I was all about Sex and the City back in the day. I’ve watched every season multiple times and can basically repeat all the characters’ lines. No surprises there, the series was a monster hit in the early 2000s, and to me, a communication student and hopeful writer from South America, it was absolutely aspirational.

I wanted to be Carrie Bradshaw, I thought back then. I wanted the closet, the writing gig, the life in New York City.


With a lot of hard work (far more than what Carrie ever did, to be honest) I got a plane ticket to the city that never sleeps and a student visa that would allow me to pursue my dream of becoming a journalist (a writer!) finally. But this is the thing: The second I landed in New York, I realized I couldn’t have the life I saw in the show. Mostly because writing rarely pays anything that can keep you afloat in a place where a burger and fries go for $23, but also more importantly, because I’m not white. And I’m not rich. And I’m not in a relationship with a millionaire.

I lived my version of Sex and the City in my 10 years in New York. I had love stories, broken hearts, Tinder dates that were so weird it felt like I was getting Punk’d. I smoked cigarettes outside bars at 4 in the morning and showed up at my startup job the next day at 8 am hungover, but also ready to pour out my experiences into content that other millennials like me would love. I was getting paid to write, just like Carrie. I fell in love hard, moved in together, got married (in Brooklyn! I wasn’t stood up thankfully) and had three children (in Manhattan! The Upper West Side, nonetheless; Carrie would approve). I would know which was the fastest way to get anywhere in the city but never took a cab because who has time to sit in traffic (and who has the money to splurge on cabs when there’s the subway running 24/7?).
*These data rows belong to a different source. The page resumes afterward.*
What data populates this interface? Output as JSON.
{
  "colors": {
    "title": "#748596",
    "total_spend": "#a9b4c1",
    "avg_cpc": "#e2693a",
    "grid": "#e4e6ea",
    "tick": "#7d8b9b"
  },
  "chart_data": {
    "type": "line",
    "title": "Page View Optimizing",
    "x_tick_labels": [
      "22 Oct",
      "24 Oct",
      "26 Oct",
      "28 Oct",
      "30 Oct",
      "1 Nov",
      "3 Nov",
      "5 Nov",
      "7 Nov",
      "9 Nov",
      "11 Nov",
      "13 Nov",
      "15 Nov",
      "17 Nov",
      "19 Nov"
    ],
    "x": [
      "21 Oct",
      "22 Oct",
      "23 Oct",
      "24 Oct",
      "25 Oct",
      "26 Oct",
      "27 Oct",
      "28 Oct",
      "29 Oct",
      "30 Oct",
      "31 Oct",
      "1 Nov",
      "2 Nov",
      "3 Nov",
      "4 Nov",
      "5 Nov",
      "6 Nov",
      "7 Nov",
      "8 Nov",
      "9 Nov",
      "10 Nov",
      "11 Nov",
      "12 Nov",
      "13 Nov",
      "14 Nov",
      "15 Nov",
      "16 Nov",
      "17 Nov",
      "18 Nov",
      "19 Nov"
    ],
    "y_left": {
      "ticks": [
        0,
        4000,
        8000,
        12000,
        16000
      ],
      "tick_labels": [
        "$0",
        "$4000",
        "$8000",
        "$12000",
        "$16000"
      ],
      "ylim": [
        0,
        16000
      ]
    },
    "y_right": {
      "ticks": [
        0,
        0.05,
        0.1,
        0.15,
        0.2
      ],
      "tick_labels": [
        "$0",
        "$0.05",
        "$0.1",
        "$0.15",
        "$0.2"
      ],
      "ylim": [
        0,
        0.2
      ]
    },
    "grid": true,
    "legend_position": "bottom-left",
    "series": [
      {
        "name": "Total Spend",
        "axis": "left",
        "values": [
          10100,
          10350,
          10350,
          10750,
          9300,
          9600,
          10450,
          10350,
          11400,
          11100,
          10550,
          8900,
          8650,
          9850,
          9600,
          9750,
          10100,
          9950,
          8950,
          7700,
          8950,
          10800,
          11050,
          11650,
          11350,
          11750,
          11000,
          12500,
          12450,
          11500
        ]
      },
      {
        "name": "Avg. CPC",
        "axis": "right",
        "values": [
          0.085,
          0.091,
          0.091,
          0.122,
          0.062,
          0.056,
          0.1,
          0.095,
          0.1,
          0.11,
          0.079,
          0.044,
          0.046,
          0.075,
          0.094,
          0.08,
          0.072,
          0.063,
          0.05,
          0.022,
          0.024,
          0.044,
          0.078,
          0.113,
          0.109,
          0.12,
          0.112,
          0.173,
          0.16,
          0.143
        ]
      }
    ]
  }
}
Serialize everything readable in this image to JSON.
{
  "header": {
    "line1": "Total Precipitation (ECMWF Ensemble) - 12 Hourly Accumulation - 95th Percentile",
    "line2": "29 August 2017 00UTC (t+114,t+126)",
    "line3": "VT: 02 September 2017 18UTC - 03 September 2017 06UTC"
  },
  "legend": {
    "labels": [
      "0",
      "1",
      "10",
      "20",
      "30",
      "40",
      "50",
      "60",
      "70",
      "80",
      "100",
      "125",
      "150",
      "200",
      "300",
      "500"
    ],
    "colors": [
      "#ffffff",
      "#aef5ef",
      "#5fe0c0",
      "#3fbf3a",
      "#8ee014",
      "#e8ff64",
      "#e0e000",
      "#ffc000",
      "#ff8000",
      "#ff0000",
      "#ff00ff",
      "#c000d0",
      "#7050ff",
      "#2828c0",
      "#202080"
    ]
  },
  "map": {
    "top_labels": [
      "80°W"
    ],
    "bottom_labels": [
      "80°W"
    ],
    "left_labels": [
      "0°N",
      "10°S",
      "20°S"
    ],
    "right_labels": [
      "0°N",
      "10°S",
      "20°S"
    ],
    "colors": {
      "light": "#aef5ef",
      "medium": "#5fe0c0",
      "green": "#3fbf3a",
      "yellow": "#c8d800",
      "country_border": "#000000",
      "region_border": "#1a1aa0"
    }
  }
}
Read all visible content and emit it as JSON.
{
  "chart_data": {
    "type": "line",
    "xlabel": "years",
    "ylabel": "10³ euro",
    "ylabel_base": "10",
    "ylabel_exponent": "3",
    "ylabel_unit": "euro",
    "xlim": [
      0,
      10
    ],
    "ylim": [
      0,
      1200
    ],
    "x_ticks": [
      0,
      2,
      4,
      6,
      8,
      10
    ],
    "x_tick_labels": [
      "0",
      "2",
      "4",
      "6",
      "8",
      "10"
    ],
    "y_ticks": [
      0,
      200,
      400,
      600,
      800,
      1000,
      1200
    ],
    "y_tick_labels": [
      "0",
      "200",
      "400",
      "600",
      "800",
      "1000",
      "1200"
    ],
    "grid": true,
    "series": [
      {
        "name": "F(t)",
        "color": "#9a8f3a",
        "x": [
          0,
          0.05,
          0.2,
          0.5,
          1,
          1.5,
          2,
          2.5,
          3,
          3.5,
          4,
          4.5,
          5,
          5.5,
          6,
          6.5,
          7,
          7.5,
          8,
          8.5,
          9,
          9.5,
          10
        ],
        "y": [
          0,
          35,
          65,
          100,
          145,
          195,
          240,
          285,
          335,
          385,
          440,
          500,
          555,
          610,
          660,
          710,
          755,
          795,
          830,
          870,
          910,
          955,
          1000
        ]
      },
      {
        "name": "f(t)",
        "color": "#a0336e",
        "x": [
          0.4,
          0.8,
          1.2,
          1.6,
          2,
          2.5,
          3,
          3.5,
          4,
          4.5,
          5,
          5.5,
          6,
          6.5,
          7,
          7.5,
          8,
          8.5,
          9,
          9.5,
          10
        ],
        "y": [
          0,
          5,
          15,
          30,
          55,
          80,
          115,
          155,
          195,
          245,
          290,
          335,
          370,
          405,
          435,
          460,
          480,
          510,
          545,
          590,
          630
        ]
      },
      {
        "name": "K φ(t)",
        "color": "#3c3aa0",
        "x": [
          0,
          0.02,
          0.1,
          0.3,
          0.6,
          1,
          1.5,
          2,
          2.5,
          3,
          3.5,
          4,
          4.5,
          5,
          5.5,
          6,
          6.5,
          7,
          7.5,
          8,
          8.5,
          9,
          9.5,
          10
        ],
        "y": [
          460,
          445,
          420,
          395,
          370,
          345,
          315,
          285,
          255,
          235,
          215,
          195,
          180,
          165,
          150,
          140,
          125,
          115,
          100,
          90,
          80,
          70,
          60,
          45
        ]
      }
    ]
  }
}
As I grew older, the SATC plotlines became more and more ridiculous. Okay, fine, I’ll say it: It was the movies. The movies ruined the whole thing for me. But I was still obsessed with this version of NYC I was not, could not, and by this point, did not want to be a part of.

So when the announcement of the reboot broke last night, I wanted to be excited. Excited to see the women (minus Kim Cattrall) whose lives I grew up watching on television, and whose stories kind of made me choose the path I did which led me to the life I have now. But I just couldn’t.

I can’t get excited about three white affluent women having wild crazy stories. Not again, but especially not right now, in 2021. I can’t help but think about all those other BIPOC pitches for shows that could’ve been that probably got rejected so Sarah Jessica Parker could make millions of dollars (again). Of all the stories that we—collectively—need to see more of, none of which will probably be part of the new show.

2021 is the year I wanted more High Fidelity and less Sex and the City, because that’s the New York I grew into my full self, and the one that so many more know.